Машина на «Челюскине» замерла, наступила тишина, и только волны лениво шлепались о борт.
Воронин обратился к капитану «Аркоса»:
— Возьмите у меня одного пассажира до Мурманска.
— Не могу, Владимир Иванович.
— Что так?
— У нас нет подходящего места. Нет комфорта.
— Ничего. Наш пассажир — человек непривередливый. Он отдельной каюты не требует.
Челюскинцы развеселились, понимая, о ком идет речь.
— Ну, если ваш пассажир не будет в обиде…
«Заяц», белобрысый молодой человек, ловко перекинулся через борт и сошел по штормтрапу в шлюпку. За ним спустили в мешочке консервы и хлеб.
— До свидания, товарищи! — сказал «заяц». — Еще пожалеете, что ссадили меня.
— Из-за этих романтиков теряем драгоценное время, — проворчал капитан.
— Зря вы так против романтики, — улыбнулся Шмидт. — С нее начинаются все великие дела.
Воронин задумался.
— А что такое романтика?
Шмидт помолчал. Потом сказал:
— Тут точного определения, пожалуй, не отыщешь. Писатель Жуковский говорил так: «Романтика — это душа». Если вкладывать в свое дело душу — это и есть романтика. «Заяц» наш, возможно, очень неплохой малый.
— Я ничего не имею против его романтических устремлений. Но пусть он сперва заслужит право участвовать в таком походе.

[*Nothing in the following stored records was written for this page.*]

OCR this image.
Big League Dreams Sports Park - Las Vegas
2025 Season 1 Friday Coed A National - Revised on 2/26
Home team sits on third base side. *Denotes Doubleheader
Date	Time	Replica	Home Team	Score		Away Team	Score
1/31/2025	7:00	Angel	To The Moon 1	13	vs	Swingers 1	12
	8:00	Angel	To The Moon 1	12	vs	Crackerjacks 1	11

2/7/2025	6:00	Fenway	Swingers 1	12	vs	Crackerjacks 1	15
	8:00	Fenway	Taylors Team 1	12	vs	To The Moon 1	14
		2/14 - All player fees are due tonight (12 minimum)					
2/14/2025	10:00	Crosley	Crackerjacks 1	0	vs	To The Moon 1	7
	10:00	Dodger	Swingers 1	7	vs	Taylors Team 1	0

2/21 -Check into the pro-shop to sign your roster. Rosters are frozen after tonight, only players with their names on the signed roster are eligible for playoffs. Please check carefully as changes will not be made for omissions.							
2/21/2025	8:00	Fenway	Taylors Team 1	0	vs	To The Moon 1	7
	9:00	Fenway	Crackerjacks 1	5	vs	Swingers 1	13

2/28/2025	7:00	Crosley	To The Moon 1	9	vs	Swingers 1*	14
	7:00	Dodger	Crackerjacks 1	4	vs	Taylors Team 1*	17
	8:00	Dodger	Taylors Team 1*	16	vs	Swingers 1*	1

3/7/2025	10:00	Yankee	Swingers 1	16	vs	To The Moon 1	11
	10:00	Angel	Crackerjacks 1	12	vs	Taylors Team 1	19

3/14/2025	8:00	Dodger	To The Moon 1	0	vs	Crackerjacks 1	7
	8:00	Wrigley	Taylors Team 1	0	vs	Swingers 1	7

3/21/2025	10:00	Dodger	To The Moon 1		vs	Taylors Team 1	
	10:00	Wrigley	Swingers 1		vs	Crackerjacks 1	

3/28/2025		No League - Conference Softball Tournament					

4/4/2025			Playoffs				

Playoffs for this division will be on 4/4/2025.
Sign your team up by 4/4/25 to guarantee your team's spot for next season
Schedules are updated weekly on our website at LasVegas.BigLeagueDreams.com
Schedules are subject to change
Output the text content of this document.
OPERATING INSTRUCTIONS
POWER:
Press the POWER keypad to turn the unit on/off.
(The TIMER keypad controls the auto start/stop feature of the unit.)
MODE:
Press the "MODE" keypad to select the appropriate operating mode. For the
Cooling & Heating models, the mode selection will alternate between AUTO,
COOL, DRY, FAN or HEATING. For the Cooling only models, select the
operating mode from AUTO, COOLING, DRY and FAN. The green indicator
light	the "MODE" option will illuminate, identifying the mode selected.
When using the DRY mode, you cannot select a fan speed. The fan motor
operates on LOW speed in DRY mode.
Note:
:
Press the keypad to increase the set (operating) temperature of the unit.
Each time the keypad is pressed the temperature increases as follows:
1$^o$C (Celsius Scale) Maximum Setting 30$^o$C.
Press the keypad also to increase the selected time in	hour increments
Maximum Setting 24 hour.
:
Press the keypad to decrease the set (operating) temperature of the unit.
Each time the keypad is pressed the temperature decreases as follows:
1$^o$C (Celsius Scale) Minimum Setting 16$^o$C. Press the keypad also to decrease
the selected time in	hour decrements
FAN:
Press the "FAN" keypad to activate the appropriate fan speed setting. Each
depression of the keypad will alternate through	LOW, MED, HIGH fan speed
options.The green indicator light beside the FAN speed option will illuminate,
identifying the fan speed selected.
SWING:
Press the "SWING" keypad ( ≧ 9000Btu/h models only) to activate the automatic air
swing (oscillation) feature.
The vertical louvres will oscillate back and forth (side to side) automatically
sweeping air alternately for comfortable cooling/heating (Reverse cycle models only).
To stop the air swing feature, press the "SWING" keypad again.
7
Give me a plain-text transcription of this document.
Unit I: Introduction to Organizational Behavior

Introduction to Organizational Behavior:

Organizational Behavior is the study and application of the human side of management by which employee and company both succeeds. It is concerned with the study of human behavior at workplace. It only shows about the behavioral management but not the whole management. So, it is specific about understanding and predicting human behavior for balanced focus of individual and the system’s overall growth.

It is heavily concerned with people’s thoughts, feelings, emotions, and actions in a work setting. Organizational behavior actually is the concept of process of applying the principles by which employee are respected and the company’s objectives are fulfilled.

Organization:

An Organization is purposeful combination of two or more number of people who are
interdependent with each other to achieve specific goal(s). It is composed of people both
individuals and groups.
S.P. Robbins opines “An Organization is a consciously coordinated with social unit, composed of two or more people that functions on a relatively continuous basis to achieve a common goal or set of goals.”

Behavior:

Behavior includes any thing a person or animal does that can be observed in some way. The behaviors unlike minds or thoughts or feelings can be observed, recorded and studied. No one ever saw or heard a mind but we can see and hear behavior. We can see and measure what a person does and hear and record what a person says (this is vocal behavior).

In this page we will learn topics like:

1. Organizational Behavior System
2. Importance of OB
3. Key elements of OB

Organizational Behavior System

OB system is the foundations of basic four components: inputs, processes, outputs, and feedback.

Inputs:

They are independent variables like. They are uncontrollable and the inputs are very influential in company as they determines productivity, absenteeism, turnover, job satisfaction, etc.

Некоторое время шли в узком проливе при полном спокойствии воды. С гор, кажущихся издали фиолетовыми, скатывались клубящиеся облака. Ход судна казался быстрым из-за близости берегов и тишины.
Журналисты ждали встречи со льдами, чтоб послать очередное сообщение в свои газеты.
У Белужьей губы показался характерный силуэт «Красина» и стоящий рядом с ним транспорт.
Не бросая хода, суда поприветствовали друг друга, и «Челюскин» прошел вперед, так как имел большую скорость.
Впереди раскрывались просторы Карского моря. Вдали, на темной линии горизонта, появилась белая полоса — льды.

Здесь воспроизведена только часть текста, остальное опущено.